The two companies are offering the demonstration during the NFV World Congress show in San Jose, Calif., which runs through May 8. Also at the show, ARM and chip maker Applied Micro, along with server software maker Netzyn, announced a virtual set-top box (vSTB) reference architecture that uses NFV capabilities that ARM officials said will help drive down the capital and operational expenses for network operators.
ARM is best known for its architecture for low-power systems-on-a-chip (SoCs) that are found in most smartphones and tablets. ARM designs the architecture, then licenses it to such chip makers as Qualcomm, Samsung and Nvidia, which put their own technologies into the mix and sell the chips. ARM-based chips also can be found in embedded systems, wearable technology and Internet of things (IoT) devices, and chip makers are beginning to make a push into the server space.
ARM officials in February talked about the growing role that ARM-based products are having in the networking space, including switches, routers, wireless access points and set-top boxes. The company also has become active in industry groups, including the Open Platform for NFV (OPNFV).
The ARM-based reference architecture is designed for OPNFV, and will improve choice and processor efficiency across the NFV space, according to company officials. The goal is to create an application-ready platform that is based on ARM's architecture and work from the OpenDaylight Project—another open-source effort to create a standard framework for NFV and software-defined networking (SDN)—and will bring greater flexibility, scalability and automation to enterprise and carrier networks.
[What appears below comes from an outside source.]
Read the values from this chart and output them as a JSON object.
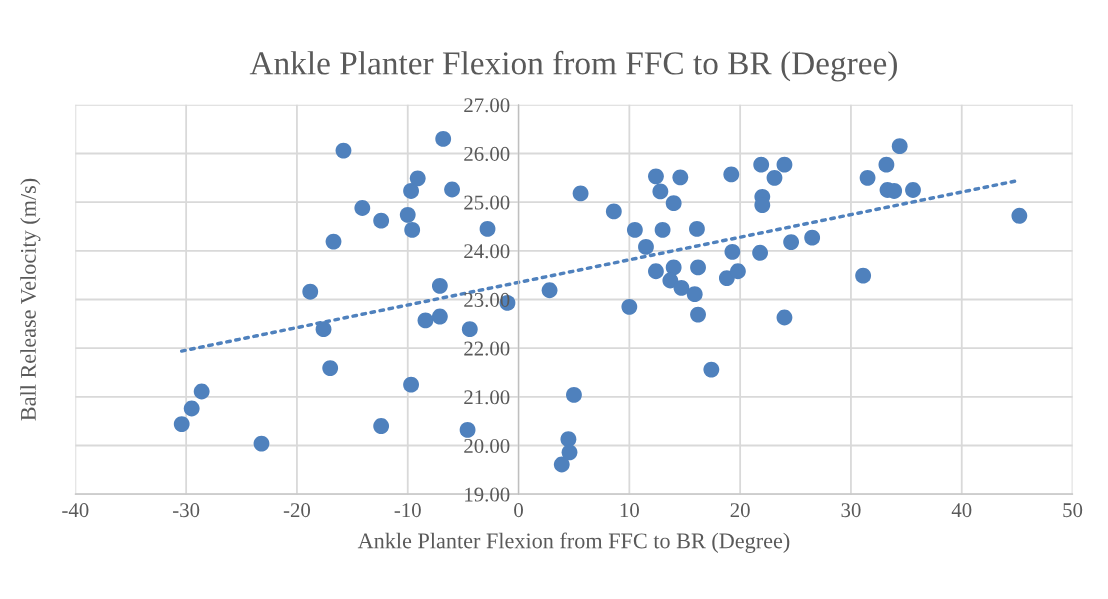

"This is a tremendous leap forward in delivering the NFV vision across a wide range of highly-integrated, workload-optimized ARM-based networking SoCs, available via the common OpenDataPlane (ODP) interface layer," Charlene Marini, vice president of embedded marketing at ARM, said in a statement. "This application-ready platform is also the enabling layer for the Intelligent Flexible Cloud framework that will transform network infrastructure over the next decade."
The demonstration at NFV World Congress shows a "functional NFV platform running on ARM server hardware," Joe Kidder, director of Enea's Element middleware product, wrote in a post on the ARM blog. "The demo shows that the platform, consisting of the two blocks labeled NFVI (NFV Infrastructure) and VIM (Virtual Infrastructure Manager), provide the required behavior on which to host Virtual Network Functions (VNFs) that are interconnected with virtual networks. It also shows instantiation and termination of virtual network services (i.e. interconnected VNFs). The VNFs themselves just need to verify that they're running and that they're interconnected as requested."
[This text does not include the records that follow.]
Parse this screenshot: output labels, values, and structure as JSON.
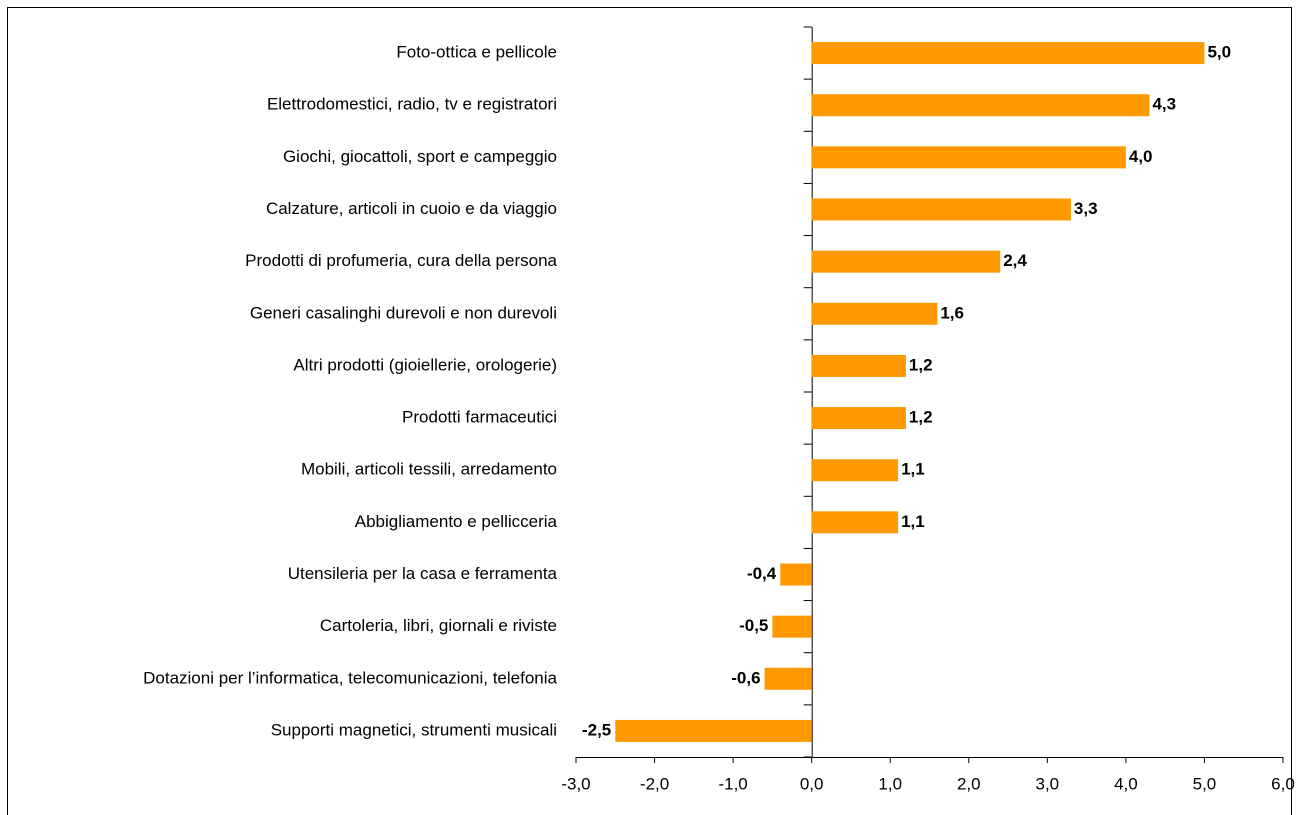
{
  "chart_data": {
    "type": "hbar",
    "color": "#ff9900",
    "categories": [
      "Foto-ottica e pellicole",
      "Elettrodomestici, radio, tv e registratori",
      "Giochi, giocattoli, sport e campeggio",
      "Calzature, articoli in cuoio e da viaggio",
      "Prodotti di profumeria, cura della persona",
      "Generi casalinghi durevoli e non durevoli",
      "Altri prodotti (gioiellerie, orologerie)",
      "Prodotti farmaceutici",
      "Mobili, articoli tessili, arredamento",
      "Abbigliamento e pellicceria",
      "Utensileria per la casa e ferramenta",
      "Cartoleria, libri, giornali e riviste",
      "Dotazioni per l’informatica, telecomunicazioni, telefonia",
      "Supporti magnetici, strumenti musicali"
    ],
    "values": [
      5.0,
      4.3,
      4.0,
      3.3,
      2.4,
      1.6,
      1.2,
      1.2,
      1.1,
      1.1,
      -0.4,
      -0.5,
      -0.6,
      -2.5
    ],
    "value_labels": [
      "5,0",
      "4,3",
      "4,0",
      "3,3",
      "2,4",
      "1,6",
      "1,2",
      "1,2",
      "1,1",
      "1,1",
      "-0,4",
      "-0,5",
      "-0,6",
      "-2,5"
    ],
    "xlim": [
      -3,
      6
    ],
    "xticks": [
      {
        "value": -3,
        "label": "-3,0"
      },
      {
        "value": -2,
        "label": "-2,0"
      },
      {
        "value": -1,
        "label": "-1,0"
      },
      {
        "value": 0,
        "label": "0,0"
      },
      {
        "value": 1,
        "label": "1,0"
      },
      {
        "value": 2,
        "label": "2,0"
      },
      {
        "value": 3,
        "label": "3,0"
      },
      {
        "value": 4,
        "label": "4,0"
      },
      {
        "value": 5,
        "label": "5,0"
      },
      {
        "value": 6,
        "label": "6,0"
      }
    ],
    "grid": false
  }
}
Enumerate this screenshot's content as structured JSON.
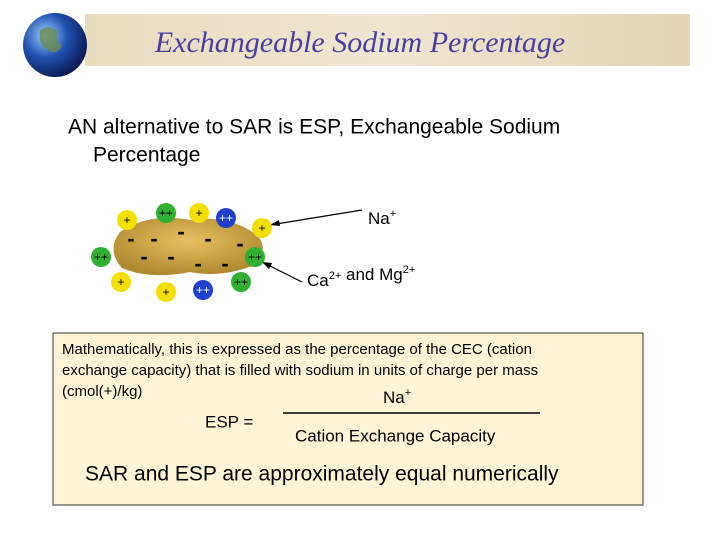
{
  "header": {
    "title": "Exchangeable Sodium Percentage"
  },
  "bullet": {
    "lines": [
      "AN alternative to SAR is ESP, Exchangeable Sodium",
      "Percentage"
    ]
  },
  "diagram": {
    "ions": [
      {
        "label": "+",
        "color": "#f2e000"
      },
      {
        "label": "++",
        "color": "#30b030"
      },
      {
        "label": "+",
        "color": "#f2e000"
      },
      {
        "label": "++",
        "color": "#2040d0"
      },
      {
        "label": "+",
        "color": "#f2e000"
      },
      {
        "label": "++",
        "color": "#30b030"
      },
      {
        "label": "++",
        "color": "#30b030"
      },
      {
        "label": "+",
        "color": "#f2e000"
      },
      {
        "label": "+",
        "color": "#f2e000"
      },
      {
        "label": "++",
        "color": "#2040d0"
      },
      {
        "label": "++",
        "color": "#30b030"
      }
    ],
    "charges": [
      "-",
      "-",
      "-",
      "-",
      "-",
      "-",
      "-",
      "-",
      "-"
    ],
    "na_label": {
      "base": "Na",
      "sup": "+"
    },
    "ca_mg_label": {
      "parts": [
        {
          "base": "Ca",
          "sup": "2+"
        },
        {
          "base": " and Mg",
          "sup": "2+"
        }
      ]
    }
  },
  "box": {
    "lines": [
      "Mathematically, this is expressed as the percentage of the CEC (cation",
      "exchange capacity) that is filled with sodium in units of charge per mass",
      "(cmol(+)/kg)"
    ],
    "formula": {
      "lhs": "ESP =",
      "numerator": {
        "base": "Na",
        "sup": "+"
      },
      "denominator": "Cation Exchange Capacity"
    }
  },
  "conclusion": "SAR and ESP are approximately equal numerically"
}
According to ARM officials, the building blocks for the platform include the OpenDaylight technology, OpenStack cloud orchestration software, Open vSwitch and KVM hypervisor.
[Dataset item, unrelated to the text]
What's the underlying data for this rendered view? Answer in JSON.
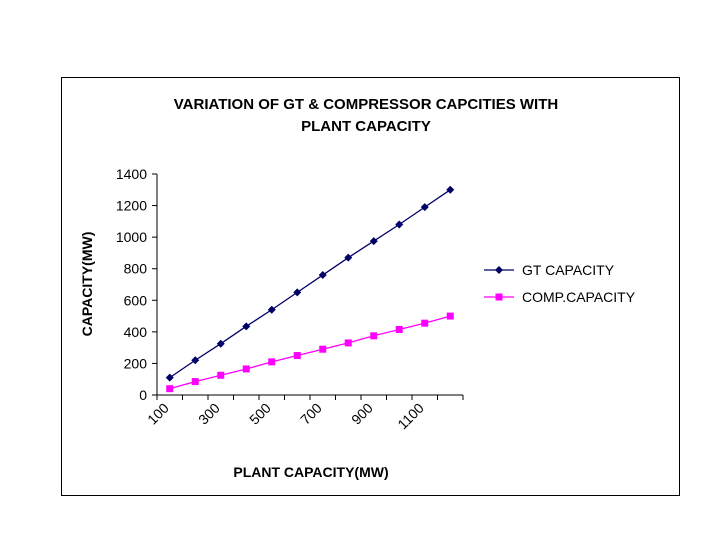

The virtual set-top box platform developed with Applied Micro and Netzyn runs on cloud servers powered by Applied Micro's X-Gene server SoC. The demonstration is designed to show the performance and cost advantages that can be gained by service providers when they leverage NFV and cloud capabilities on the ARM architecture, according to officials. In addition, they said the end-user experience also is improved.
"Pay-TV subscribers care about rich user interfaces (UIs) with responsive performance," Karthik Ranjan, director of operator relations at ARM, said in a statement. "Migrating STB functionality from a standalone box to a remote server talking directly with your TV saves significant cost, energy and materials with no material impact on UI performance."